I’ve encountered a scenario where a new record requires a slug derived from the label. To optimize the process and avoid redundant queries, I’ll verify if a slug already exists within the icon set. If it does, I’ll remove the matching slug portion and return the maximum value of the suffix. Subsequently, I’ll increment the suffix and use that value.

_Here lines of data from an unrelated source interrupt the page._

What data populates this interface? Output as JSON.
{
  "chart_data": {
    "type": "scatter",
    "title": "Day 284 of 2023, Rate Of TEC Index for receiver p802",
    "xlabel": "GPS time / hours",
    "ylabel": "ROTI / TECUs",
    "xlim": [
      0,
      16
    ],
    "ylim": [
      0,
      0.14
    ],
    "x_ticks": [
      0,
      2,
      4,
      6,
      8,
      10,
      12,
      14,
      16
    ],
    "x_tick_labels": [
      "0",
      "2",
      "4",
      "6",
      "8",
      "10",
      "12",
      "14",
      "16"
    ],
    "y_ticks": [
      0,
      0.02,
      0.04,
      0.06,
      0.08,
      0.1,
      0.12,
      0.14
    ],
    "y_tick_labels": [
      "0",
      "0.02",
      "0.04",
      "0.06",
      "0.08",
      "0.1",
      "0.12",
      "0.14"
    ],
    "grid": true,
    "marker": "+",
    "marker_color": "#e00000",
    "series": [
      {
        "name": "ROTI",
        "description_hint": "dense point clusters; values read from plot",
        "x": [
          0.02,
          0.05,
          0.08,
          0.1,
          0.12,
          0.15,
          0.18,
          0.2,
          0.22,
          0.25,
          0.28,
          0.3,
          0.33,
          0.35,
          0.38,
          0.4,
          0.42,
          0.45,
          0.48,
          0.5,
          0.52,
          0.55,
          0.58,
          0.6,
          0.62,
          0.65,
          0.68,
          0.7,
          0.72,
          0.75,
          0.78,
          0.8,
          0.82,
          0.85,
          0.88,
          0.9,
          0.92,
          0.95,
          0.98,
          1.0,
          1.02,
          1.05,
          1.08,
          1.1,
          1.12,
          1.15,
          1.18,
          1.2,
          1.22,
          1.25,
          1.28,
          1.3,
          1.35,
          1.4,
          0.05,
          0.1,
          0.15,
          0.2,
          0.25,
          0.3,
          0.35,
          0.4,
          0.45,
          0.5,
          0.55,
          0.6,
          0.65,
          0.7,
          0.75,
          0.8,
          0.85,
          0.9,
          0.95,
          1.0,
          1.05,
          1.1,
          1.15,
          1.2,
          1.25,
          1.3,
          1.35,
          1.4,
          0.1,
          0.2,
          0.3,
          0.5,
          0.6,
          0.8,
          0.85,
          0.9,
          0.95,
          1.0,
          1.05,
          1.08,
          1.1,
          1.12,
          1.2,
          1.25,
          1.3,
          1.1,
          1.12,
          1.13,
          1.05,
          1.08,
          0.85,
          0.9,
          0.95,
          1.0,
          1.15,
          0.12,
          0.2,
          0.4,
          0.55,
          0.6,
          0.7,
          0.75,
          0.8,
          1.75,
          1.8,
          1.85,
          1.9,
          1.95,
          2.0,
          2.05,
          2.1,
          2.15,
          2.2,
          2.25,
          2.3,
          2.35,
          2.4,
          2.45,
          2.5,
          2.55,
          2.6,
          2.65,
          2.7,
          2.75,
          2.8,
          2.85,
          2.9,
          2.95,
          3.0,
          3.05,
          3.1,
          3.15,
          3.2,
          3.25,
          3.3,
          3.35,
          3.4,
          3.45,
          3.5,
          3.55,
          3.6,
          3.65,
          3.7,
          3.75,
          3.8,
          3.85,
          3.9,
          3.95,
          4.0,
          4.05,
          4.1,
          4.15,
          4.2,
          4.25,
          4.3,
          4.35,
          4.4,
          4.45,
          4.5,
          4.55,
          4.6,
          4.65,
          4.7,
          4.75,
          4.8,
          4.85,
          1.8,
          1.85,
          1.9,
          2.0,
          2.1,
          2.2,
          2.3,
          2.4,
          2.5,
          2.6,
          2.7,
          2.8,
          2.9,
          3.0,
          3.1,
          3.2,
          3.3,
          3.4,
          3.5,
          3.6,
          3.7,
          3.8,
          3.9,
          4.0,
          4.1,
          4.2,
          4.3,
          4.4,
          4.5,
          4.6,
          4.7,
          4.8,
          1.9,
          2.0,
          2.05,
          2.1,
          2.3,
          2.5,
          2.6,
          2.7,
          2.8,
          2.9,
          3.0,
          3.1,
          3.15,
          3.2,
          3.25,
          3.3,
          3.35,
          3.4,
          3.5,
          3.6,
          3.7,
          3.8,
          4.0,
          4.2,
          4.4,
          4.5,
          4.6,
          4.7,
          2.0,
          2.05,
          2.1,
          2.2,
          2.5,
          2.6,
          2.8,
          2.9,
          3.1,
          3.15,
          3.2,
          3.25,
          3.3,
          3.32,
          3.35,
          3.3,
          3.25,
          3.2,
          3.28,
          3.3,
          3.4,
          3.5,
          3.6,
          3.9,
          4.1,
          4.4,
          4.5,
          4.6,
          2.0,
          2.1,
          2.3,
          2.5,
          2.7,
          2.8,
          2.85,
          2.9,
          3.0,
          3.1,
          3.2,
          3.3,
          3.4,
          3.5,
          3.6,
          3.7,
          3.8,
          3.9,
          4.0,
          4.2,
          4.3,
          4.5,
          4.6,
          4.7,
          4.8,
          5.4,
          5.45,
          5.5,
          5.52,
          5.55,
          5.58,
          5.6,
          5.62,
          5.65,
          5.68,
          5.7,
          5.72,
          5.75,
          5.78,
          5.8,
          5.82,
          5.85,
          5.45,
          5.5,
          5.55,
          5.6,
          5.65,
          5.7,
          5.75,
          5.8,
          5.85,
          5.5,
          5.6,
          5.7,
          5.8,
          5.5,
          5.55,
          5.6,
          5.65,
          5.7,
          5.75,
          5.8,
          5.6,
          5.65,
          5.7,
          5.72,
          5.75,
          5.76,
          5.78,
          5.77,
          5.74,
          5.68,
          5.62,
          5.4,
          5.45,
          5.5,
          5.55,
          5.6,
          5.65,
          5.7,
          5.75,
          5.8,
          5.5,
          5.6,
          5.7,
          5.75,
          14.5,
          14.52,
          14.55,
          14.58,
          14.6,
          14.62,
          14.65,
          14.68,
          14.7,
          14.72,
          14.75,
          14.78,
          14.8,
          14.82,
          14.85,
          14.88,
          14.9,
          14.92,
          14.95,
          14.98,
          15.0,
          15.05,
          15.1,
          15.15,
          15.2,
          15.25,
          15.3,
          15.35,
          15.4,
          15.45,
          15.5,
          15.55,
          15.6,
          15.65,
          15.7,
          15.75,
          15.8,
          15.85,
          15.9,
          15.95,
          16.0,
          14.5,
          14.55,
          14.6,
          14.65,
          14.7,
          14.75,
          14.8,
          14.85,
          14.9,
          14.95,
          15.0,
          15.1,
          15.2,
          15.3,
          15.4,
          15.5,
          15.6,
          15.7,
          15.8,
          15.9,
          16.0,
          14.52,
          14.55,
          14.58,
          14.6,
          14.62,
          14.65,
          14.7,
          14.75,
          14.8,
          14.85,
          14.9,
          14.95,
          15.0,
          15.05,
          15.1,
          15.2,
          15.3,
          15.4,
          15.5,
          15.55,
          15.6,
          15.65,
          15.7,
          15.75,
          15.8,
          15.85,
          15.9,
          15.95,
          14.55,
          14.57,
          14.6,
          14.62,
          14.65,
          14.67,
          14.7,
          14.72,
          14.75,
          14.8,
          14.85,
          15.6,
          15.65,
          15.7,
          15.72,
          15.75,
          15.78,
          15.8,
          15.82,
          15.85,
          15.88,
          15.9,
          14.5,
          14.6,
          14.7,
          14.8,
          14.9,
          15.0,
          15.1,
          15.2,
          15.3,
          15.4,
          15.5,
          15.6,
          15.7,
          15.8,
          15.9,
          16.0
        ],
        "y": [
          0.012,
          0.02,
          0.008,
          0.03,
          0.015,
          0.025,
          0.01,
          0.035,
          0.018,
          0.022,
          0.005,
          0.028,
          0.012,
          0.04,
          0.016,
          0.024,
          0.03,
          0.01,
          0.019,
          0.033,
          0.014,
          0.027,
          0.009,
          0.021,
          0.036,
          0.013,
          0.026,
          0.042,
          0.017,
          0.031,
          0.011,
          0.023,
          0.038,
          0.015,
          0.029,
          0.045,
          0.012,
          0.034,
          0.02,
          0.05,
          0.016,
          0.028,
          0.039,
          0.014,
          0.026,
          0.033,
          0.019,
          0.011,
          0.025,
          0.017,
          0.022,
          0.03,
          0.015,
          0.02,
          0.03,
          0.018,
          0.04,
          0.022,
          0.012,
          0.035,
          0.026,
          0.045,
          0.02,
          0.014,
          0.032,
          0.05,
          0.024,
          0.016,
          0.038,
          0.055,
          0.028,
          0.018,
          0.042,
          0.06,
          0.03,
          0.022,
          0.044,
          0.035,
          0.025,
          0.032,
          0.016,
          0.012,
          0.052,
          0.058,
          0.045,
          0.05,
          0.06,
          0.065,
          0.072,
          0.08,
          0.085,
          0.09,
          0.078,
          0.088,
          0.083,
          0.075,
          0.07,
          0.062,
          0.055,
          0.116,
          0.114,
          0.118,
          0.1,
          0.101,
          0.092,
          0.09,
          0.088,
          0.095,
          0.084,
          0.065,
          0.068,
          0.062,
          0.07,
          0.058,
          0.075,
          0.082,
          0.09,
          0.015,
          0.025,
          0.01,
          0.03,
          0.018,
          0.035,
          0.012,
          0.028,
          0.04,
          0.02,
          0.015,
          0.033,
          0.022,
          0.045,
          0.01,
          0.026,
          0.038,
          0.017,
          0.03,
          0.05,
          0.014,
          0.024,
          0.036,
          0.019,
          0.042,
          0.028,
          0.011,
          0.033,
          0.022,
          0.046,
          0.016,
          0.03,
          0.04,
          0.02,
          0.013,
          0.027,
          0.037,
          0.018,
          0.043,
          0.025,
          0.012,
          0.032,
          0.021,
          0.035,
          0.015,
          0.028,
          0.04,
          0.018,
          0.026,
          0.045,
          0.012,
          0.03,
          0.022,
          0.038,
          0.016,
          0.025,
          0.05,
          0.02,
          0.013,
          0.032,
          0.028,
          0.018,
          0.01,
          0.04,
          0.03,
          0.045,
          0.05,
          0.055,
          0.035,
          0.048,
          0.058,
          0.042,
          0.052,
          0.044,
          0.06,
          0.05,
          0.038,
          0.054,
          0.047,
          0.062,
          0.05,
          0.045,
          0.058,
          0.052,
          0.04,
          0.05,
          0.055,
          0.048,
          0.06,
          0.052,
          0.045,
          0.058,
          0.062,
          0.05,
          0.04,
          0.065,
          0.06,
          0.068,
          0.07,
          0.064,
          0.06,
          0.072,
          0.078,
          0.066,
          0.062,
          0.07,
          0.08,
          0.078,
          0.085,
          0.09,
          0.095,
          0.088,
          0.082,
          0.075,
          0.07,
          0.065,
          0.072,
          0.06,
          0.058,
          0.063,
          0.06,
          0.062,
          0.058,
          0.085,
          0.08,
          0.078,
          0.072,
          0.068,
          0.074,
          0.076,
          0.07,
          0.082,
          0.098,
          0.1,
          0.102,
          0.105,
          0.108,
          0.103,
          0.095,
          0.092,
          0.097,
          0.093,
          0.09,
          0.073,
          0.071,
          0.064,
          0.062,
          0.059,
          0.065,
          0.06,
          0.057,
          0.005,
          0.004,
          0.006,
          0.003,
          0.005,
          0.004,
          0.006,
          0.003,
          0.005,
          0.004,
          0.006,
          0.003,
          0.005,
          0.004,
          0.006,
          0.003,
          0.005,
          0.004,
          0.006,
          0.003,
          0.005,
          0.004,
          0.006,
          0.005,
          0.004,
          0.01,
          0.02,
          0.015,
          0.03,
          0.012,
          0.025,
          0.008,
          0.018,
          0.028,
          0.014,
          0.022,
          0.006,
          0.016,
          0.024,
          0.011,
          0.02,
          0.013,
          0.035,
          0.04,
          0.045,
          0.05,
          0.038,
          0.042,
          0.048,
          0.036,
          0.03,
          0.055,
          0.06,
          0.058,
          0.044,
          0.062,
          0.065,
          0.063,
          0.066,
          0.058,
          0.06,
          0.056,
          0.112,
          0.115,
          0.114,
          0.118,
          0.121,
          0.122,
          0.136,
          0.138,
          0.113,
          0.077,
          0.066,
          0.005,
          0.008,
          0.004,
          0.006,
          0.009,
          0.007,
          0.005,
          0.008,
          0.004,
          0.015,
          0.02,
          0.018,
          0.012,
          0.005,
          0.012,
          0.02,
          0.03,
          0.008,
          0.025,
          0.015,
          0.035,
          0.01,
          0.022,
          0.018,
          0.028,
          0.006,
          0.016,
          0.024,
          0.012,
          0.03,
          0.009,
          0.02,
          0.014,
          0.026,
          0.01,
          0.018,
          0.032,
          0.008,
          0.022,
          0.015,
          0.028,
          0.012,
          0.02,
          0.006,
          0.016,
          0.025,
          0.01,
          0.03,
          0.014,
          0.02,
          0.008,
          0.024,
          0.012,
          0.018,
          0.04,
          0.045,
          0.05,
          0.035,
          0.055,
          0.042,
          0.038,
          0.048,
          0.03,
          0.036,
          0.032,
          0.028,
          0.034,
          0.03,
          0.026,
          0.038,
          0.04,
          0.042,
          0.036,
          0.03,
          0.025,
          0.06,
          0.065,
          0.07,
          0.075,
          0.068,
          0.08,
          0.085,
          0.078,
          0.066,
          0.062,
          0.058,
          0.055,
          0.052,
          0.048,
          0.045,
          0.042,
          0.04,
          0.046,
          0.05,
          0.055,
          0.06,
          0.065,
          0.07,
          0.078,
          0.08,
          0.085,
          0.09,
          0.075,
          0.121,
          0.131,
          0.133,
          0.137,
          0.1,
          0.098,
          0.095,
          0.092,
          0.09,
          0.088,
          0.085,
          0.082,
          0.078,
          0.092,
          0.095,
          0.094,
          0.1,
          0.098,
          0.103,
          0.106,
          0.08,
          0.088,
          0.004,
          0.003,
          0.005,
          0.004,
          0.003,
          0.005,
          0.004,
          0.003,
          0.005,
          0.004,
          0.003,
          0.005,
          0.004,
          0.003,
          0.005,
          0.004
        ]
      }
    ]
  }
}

function generate_slug($db, $setId, $label) {
    $slug = url_safe_string($label);
    if(empty($slug)) $slug = uniqid();
    $sql = "SELECT COUNT(0)
    FROM IconSetTags
    INNER JOIN IconSets ON
        IconSetTags.setId = IconSets.id
    WHERE
      IconSets.slug = ?
      AND IconSetTags.slug = ?
    ";
    $total = $db->selectScalar($sql, 'ss', $setId, $slug);
    if ($total === false) {
        throw $db->get_last_exception();
    }
    if($total === 0) return $slug;
    $sql = "SELECT 
        MAX(SUBSTRING(IconSetTags.slug, ?))
    FROM IconSetTags
    INNER JOIN IconSets ON
        IconSetTags.setId = IconSets.id
    WHERE
      IconSets.slug = ?
      AND IconSetTags.slug LIKE ?
    ";
    $max = $db->selectScalar($sql, 'iss', str_length($slug), $setId, "$slug\_%");
    if ($max === false) {
        throw $db->get_last_exception();
    }
    $next = increment_slug($max);
    return "$slug$next";    
}

function increment_slug(string $slug)
{
    // latin1 sorting order of valid slug characters
    $charset = '0123456789-abcdefghijklmnopqrstuvwxyz';
    $base = strlen($charset);

    if (empty($slug)) {
        return '1';
    }

    $values = array_map(function ($char) use ($charset) {
        $pos = strpos($charset, $char);
        if ($pos === false) {
            $pos = $base - 1;
        }
        return $pos;
    }, str_split($slug));

    for ($i = count($values) - 1; $i >= 0; $i--) {
        $values[$i]++;
        if ($values[$i] < $charCount) {
            break;
        }
        $values[$i] = 0;
        if ($i === 0) {
            array_unshift($values, 0);
        }
    }

    return implode('', array_map(function ($index) use ($charset) {
        return $charset[$index];
    }, $values));
}

I’m primarily using a base-37 value for the suffix. While this approach is relatively straightforward, it seems to be functioning for now. However, it’s late, and I still have several API endpoints to convert. I’ll rest for the night and continue working on this tomorrow.